[pve-devel] Two-Node HA

Thu Sep 29 13:33:55 CEST 2016

Thank you Thomas, I really like the discussion

On Thu, Sep 29, 2016 at 8:09 AM, Thomas Lamprecht
<t.lamprecht at proxmox.com> wrote:
> [...]
>
> The ORAC and a Proxmox VE do different stuff, one is a application with
> quasi fail-silent characteristics running on the application level, the
> other is an operating system running on bare metal, with byzantine errors
> possible.

I'm on the level comparing Grid Infrastructure against corosync and I
do not see much difference.
LXC and QEmu are also applications (with kernel modules, but also the
oracle grid infrastructure does that).
Do I miss something in the picture or is this much oversimplified?

> With RAC you serve clients, if a client does not reach you he ask another
> server, if you're dead you sync up when starting again, you are a closed
> system which know what runs inside and how the other server react if
> something happens, but if the communication between clusters are broken but
> not between clients and two clients write on the same dataset, each on
> another server, each with other data you will also get problems, a merge
> conflict, in certain situation you can solve it, databases are here often
> simpler as they can just say the newer entry "wins" and the older is out to
> date and would have been over written nonetheless, so I guess here RAC can
> utilize this.
> But what to you do if two VMs write on the same block on a shared storage,
> the block can for each VM represent a different thing, a decision without
> manual intervention is here in general impossible.

I'm just referring to the grid infrastructure, which is below the
RAC-enabled database (in a tiered environment) and handles primarily
only resources including a shared storage system with raid capability
and a cluster file system on top of the shared storage system.
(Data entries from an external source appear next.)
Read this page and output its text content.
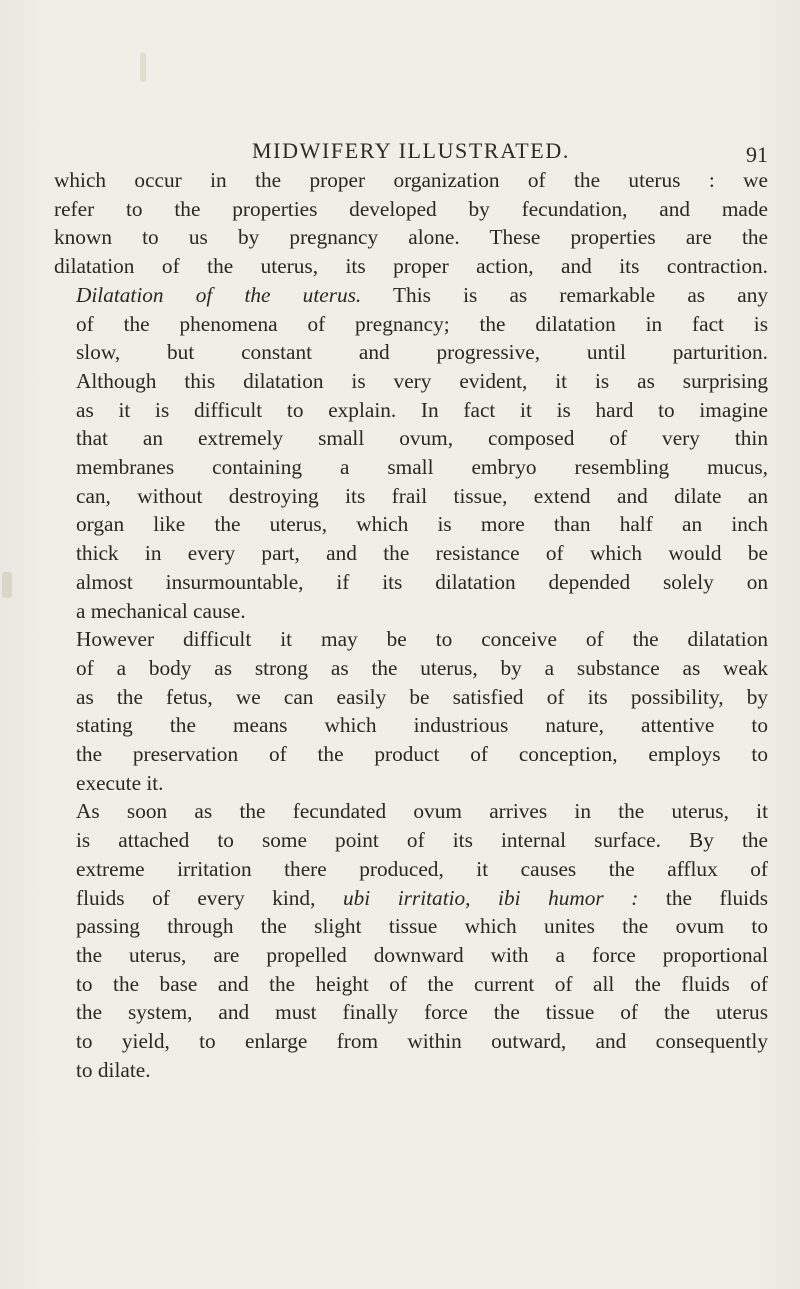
MIDWIFERY ILLUSTRATED.	91

which occur in the proper organization of the uterus : we
refer to the properties developed by fecundation, and made
known to us by pregnancy alone. These properties are the
dilatation of the uterus, its proper action, and its contraction.

Dilatation of the uterus. This is as remarkable as any
of the phenomena of pregnancy; the dilatation in fact is
slow, but constant and progressive, until parturition.
Although this dilatation is very evident, it is as surprising
as it is difficult to explain. In fact it is hard to imagine
that an extremely small ovum, composed of very thin
membranes containing a small embryo resembling mucus,
can, without destroying its frail tissue, extend and dilate an
organ like the uterus, which is more than half an inch
thick in every part, and the resistance of which would be
almost insurmountable, if its dilatation depended solely on
a mechanical cause.

However difficult it may be to conceive of the dilatation
of a body as strong as the uterus, by a substance as weak
as the fetus, we can easily be satisfied of its possibility, by
stating the means which industrious nature, attentive to
the preservation of the product of conception, employs to
execute it.

As soon as the fecundated ovum arrives in the uterus, it
is attached to some point of its internal surface. By the
extreme irritation there produced, it causes the afflux of
fluids of every kind, ubi irritatio, ibi humor : the fluids
passing through the slight tissue which unites the ovum to
the uterus, are propelled downward with a force proportional
to the base and the height of the current of all the fluids of
the system, and must finally force the tissue of the uterus
to yield, to enlarge from within outward, and consequently
to dilate.
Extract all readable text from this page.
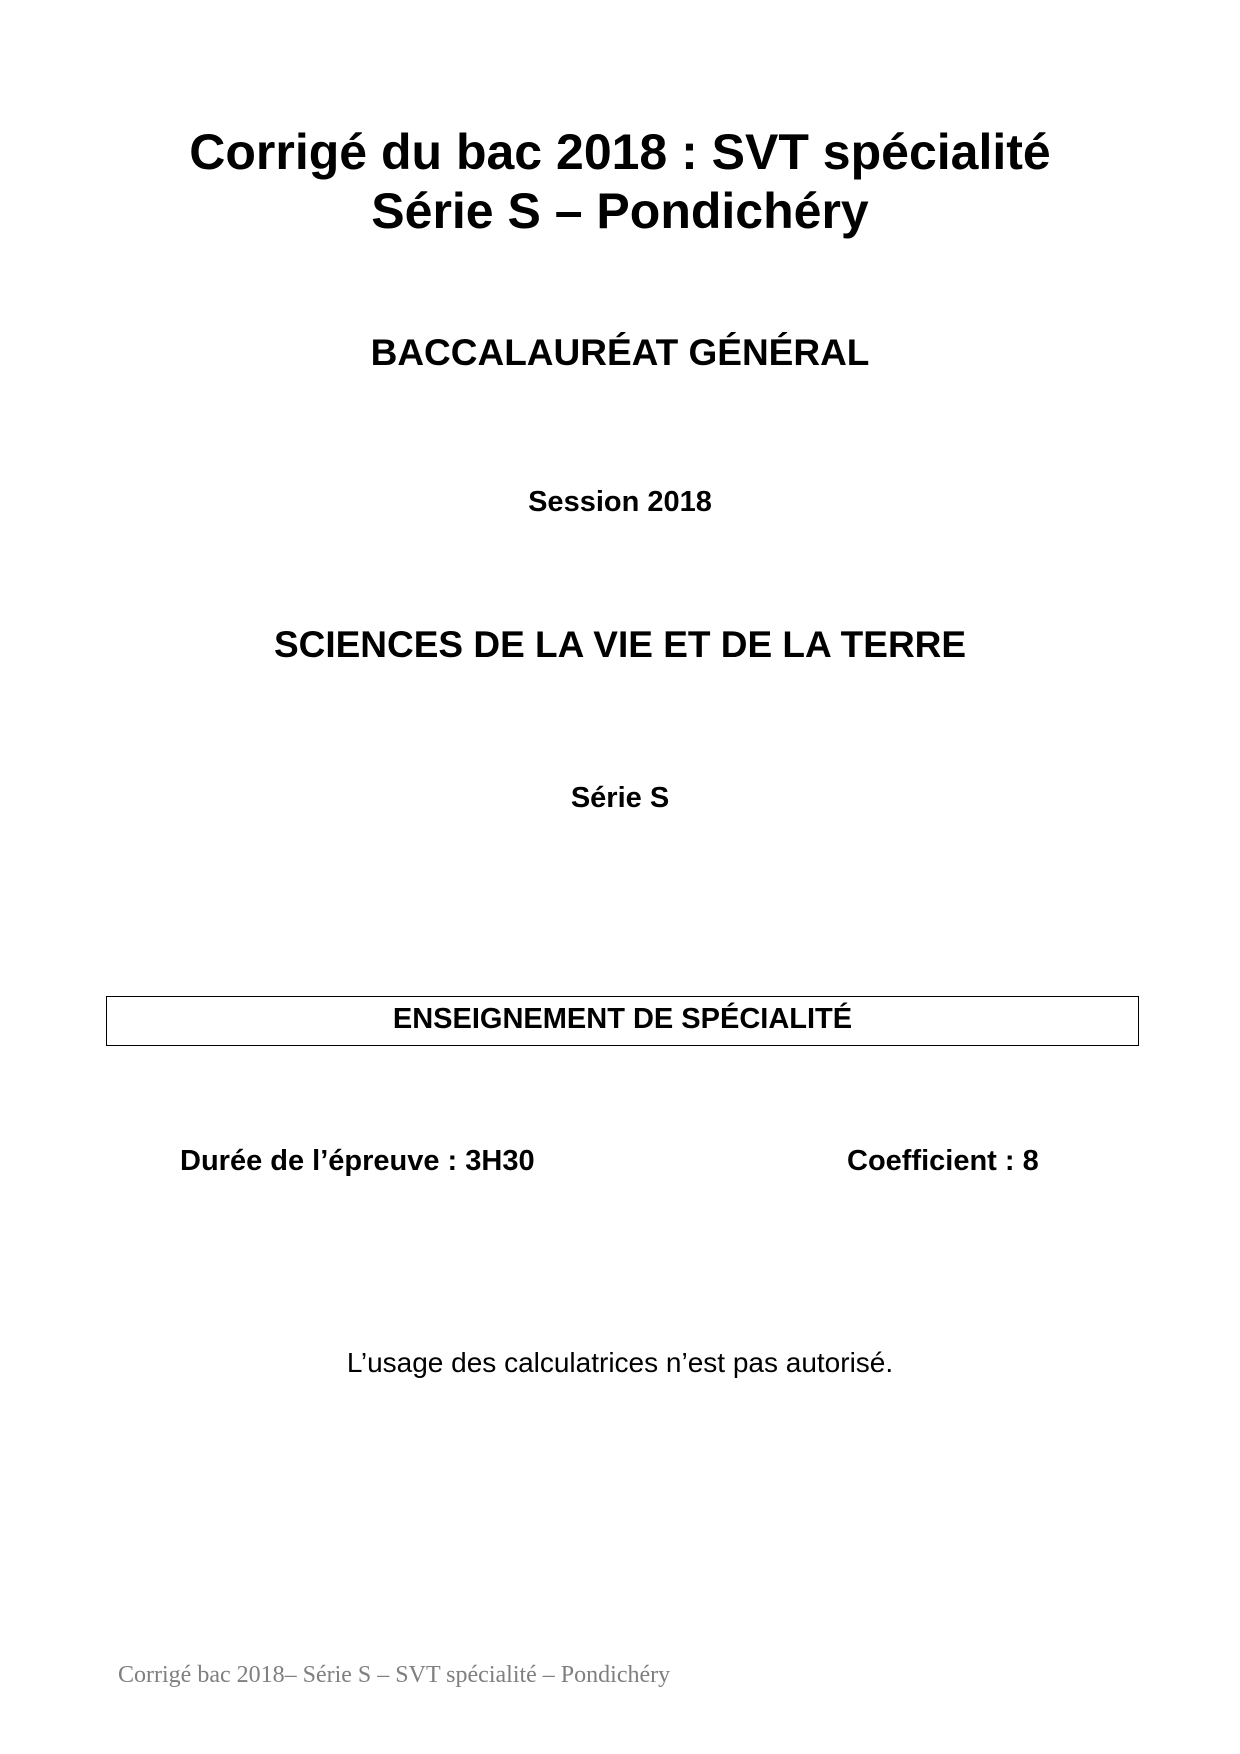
Corrigé du bac 2018 : SVT spécialité
Série S – Pondichéry
BACCALAURÉAT GÉNÉRAL
Session 2018
SCIENCES DE LA VIE ET DE LA TERRE
Série S
ENSEIGNEMENT DE SPÉCIALITÉ
Durée de l’épreuve : 3H30	Coefficient : 8
L’usage des calculatrices n’est pas autorisé.
Corrigé bac 2018– Série S – SVT spécialité – Pondichéry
It
communicates through a interconnect network and uses network as well
as storage interchange to ensure that both nodes can see each other.
Whenever you loose communication to the storage backend, the node will
crash the cluster stack and everything running on top of it, if they
"only" loose the network based interconnect, they will communicate
over the storage backend and will crash then according to their
decision. This works pretty good and the HA stack automatically
migrates resources on switch-over or fail-over and also on recovery.
All this has nothing to do with the database itself, which only runs
as a resource with a different os user on the HA stack itself. I'm not
deeply familiar with corosync, but its main purpose is to provide
resources in a HA manner, isn't it?

> As Proxmox VE serves Virtual Guest systems and effectively knows nothing
> about them and has a harder time ensuring that if it recovers it really
> recovers and does not cause more corruption than recovery.  Also there is
> shared access to resources, storage as already mentioned above, or IP
> address collisions, ...

All this is also part of the grid infrastructure, even the IP stuff.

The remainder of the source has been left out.